Once again, it's Nobel Prize season; and like I did last year, I'm going to offer my comments on the winners and their discoveries and work.
Andrew Z Fire (Stanford) and Craig C Mello (U Mass) split this year's medicine prize, for their 1998 discovery about the flow of DNA from the nucleus to the cytoplasm and what happens when "sense and anti-sense" RNA meet up. Quite literally, they annihilate each other. It's somewhat similiar to the analogy between matter and anti-matter, or for that matter (no pun intended) time and anti-time. Technical details can be found here.
Bottom line: It was a major breakthrough in the fight against rapidly spreading viruses and diseases, especially in lower organisms. The long term implications are that it could help to lead to cures for genetic diseases if the genes that cause them can be tricked in a similar way to kill itself.

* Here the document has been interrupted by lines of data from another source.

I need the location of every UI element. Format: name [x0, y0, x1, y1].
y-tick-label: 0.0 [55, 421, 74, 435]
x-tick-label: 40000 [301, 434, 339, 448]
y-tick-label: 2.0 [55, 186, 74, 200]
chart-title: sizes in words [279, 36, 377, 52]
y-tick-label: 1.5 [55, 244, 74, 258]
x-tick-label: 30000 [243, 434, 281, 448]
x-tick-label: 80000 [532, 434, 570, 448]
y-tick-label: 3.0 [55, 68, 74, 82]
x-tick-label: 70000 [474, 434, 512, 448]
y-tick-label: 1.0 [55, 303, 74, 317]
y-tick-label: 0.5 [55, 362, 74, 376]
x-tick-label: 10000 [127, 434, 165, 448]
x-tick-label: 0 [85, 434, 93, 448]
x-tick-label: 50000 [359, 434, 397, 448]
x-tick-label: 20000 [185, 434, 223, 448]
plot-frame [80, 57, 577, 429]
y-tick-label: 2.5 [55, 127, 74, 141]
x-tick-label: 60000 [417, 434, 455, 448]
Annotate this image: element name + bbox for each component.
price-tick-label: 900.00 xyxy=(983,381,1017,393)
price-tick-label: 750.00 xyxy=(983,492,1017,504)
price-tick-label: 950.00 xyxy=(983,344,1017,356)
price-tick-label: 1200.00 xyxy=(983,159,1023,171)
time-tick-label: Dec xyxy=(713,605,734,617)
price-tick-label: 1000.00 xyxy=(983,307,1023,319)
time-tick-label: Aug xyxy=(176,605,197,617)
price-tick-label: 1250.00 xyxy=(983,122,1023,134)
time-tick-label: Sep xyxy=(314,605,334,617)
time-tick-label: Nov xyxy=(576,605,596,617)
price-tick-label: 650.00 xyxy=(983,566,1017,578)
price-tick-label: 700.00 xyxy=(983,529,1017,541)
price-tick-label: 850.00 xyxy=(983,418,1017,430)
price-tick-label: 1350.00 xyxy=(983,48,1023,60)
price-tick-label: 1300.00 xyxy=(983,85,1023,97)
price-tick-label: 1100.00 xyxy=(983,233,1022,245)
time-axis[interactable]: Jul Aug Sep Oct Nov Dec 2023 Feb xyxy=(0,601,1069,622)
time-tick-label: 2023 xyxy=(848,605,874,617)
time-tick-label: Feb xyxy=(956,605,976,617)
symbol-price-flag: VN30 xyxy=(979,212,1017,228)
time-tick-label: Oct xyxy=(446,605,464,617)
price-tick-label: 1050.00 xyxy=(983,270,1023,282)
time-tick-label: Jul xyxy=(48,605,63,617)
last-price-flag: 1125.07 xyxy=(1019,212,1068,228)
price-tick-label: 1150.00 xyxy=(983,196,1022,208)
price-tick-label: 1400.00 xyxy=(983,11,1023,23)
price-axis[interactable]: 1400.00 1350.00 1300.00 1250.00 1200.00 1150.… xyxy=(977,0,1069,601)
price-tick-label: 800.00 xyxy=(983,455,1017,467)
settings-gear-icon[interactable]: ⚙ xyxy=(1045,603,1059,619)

My thoughts about this one? Wouldn't it be great if they could use that and other breakthroughts to cure breast cancer, Parkinson's Disease, muscular dystrophy, even AIDS -- all diseases the "will of God," according to Christian "conservatives"? Get those diseases to commit suicide too? Faith and science have never been incompatable, it's some elements of religion that have made them so. Illness is not the will of God, no matter what disease it is; and the sooner we can put the money grubbing "faith healers" out of business and make people whole through genuine faith both in themselves and the positive possibilities in science the better.
Great pick, in my opinion. Hope this sets a theme the Institute intends to set for the next two weeks -- like last year, one can hope there is actually a practical purpose in the selections, unlike some years when some choices are so hard to explain even a rocket scientist can't figure it out.